The Sixth Circuit has upheld a Federal Trade Commission ruling that a Michigan MLS service acted anticompetitively in adopting a rule that discount real estate listings would not (1) be transmitted to other public sites that provided access to full commission listings; and (2) listed within the MLS’s default search function. The court upheld the FTC’s findings that the MLS constituted an agreement among realtors and that it possessed market power in the area because of its large market share and the difficulty of competitive entry given that network effects make a MLS more valuable as the number of listings increases.
The FTC held that the exclusions should be deemed illegal under either a quick look analysis or under a full rule of reason review. The Sixth Circuit refused to consider a quick look analysis, commenting that while the exclusion of certain brokers or all discount listings from an MLS had been held to violate that antitrust laws, the sort of rules challenged in this case had not.
Under the full rule of reason, however, the court held that the challenged rules had anticompetitive effect. The rules restrained the availability of discount listings to the public either by prohibiting access to certain public sites altogether or by increasing the realtors costs of reaching those sites. In addition, when discount listings are observed by the public, they tend to create downward pressure on real estate commissions generally. Hindering access to discount listings was thus anticompetitive because it blunted this form of price competiiton. The FTC also presented economic analysis that tended to show that these rules had actually reduced the number of discount listings within the defendant’s geographic market.
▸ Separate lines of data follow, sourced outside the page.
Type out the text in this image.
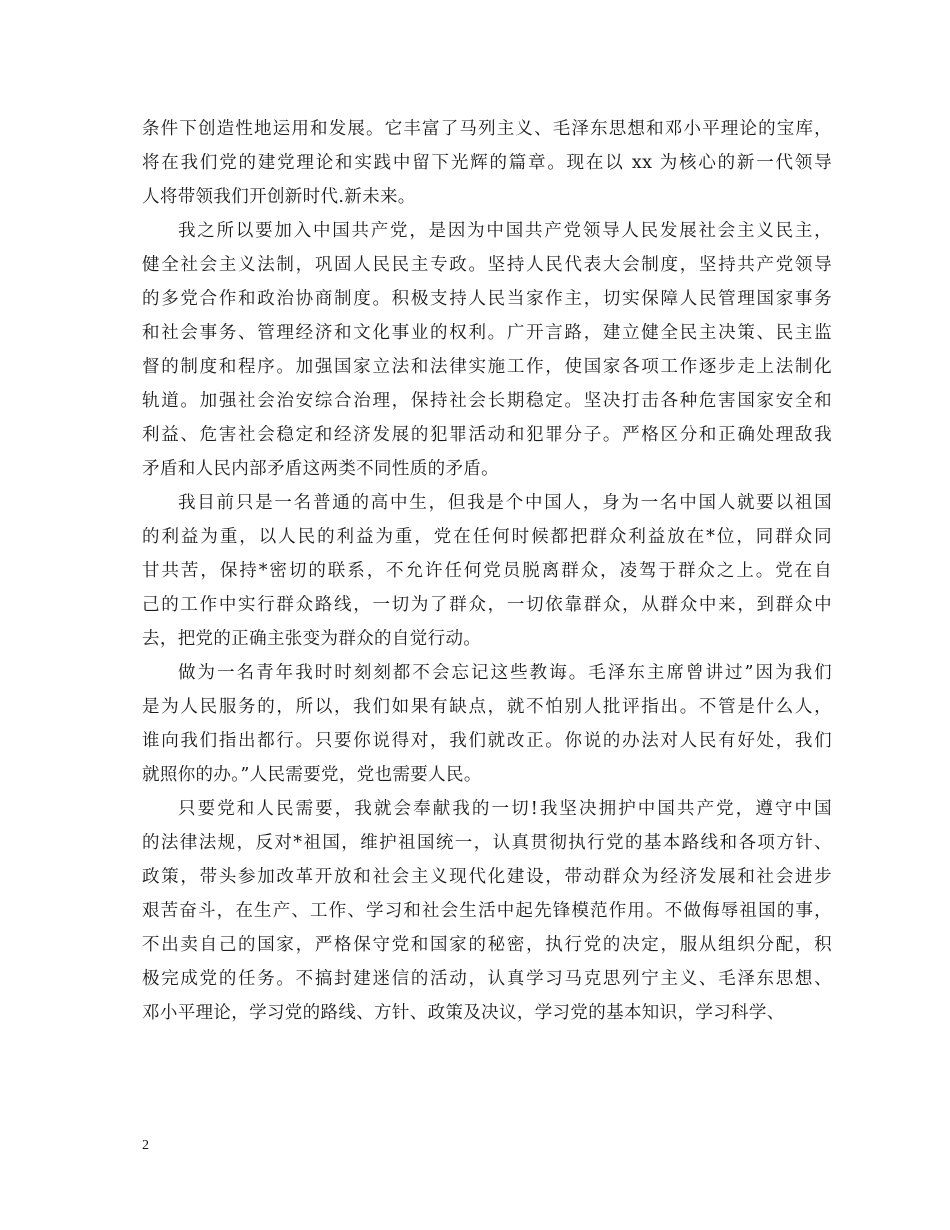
条件下创造性地运用和发展。它丰富了马列主义、毛泽东思想和邓小平理论的宝库，
将在我们党的建党理论和实践中留下光辉的篇章。现在以 xx 为核心的新一代领导
人将带领我们开创新时代.新未来。
我之所以要加入中国共产党，是因为中国共产党领导人民发展社会主义民主，
健全社会主义法制，巩固人民民主专政。坚持人民代表大会制度，坚持共产党领导
的多党合作和政治协商制度。积极支持人民当家作主，切实保障人民管理国家事务
和社会事务、管理经济和文化事业的权利。广开言路，建立健全民主决策、民主监
督的制度和程序。加强国家立法和法律实施工作，使国家各项工作逐步走上法制化
轨道。加强社会治安综合治理，保持社会长期稳定。坚决打击各种危害国家安全和
利益、危害社会稳定和经济发展的犯罪活动和犯罪分子。严格区分和正确处理敌我
矛盾和人民内部矛盾这两类不同性质的矛盾。
我目前只是一名普通的高中生，但我是个中国人，身为一名中国人就要以祖国
的利益为重，以人民的利益为重，党在任何时候都把群众利益放在*位，同群众同
甘共苦，保持*密切的联系，不允许任何党员脱离群众，凌驾于群众之上。党在自
己的工作中实行群众路线，一切为了群众，一切依靠群众，从群众中来，到群众中
去，把党的正确主张变为群众的自觉行动。
做为一名青年我时时刻刻都不会忘记这些教诲。毛泽东主席曾讲过”因为我们
是为人民服务的，所以，我们如果有缺点，就不怕别人批评指出。不管是什么人，
谁向我们指出都行。只要你说得对，我们就改正。你说的办法对人民有好处，我们
就照你的办。”人民需要党，党也需要人民。
只要党和人民需要，我就会奉献我的一切!我坚决拥护中国共产党，遵守中国
的法律法规，反对*祖国，维护祖国统一，认真贯彻执行党的基本路线和各项方针、
政策，带头参加改革开放和社会主义现代化建设，带动群众为经济发展和社会进步
艰苦奋斗，在生产、工作、学习和社会生活中起先锋模范作用。不做侮辱祖国的事，
不出卖自己的国家，严格保守党和国家的秘密，执行党的决定，服从组织分配，积
极完成党的任务。不搞封建迷信的活动，认真学习马克思列宁主义、毛泽东思想、
邓小平理论，学习党的路线、方针、政策及决议，学习党的基本知识，学习科学、
2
The court also agreed with the FTC that the defendents’ proferred procompetitive justifications were insufficient to outweigh those effects. The defendants argued that discount brokers were free riding on MLS services. But discount brokers were required to pay the same dues and fees as non-discount brokers for access to the MLS. The defendants argued that free riding nonetheless occurred because discount brokers often did not always work with a cooperating broker, thus reducing the number of fee paying brokers to the MLS and creating a bidding advantage by buyers who did not have to compensate a second broker in the transaction. The court rejected these arguments because (1) discount brokers paid cooperative brokers in the 80% of transactions in which they were used, and (2) full commission brokers did not always pay cooperative brokers when buyers came directly to the full commission broker. To be sure, full commission brokers still collected the entire commission when a cooperating broker was not used, creating a bidding advantage for discount listings. But the court explained, this bidding advantage was pro-competitive in that it created downward pressure on commissions.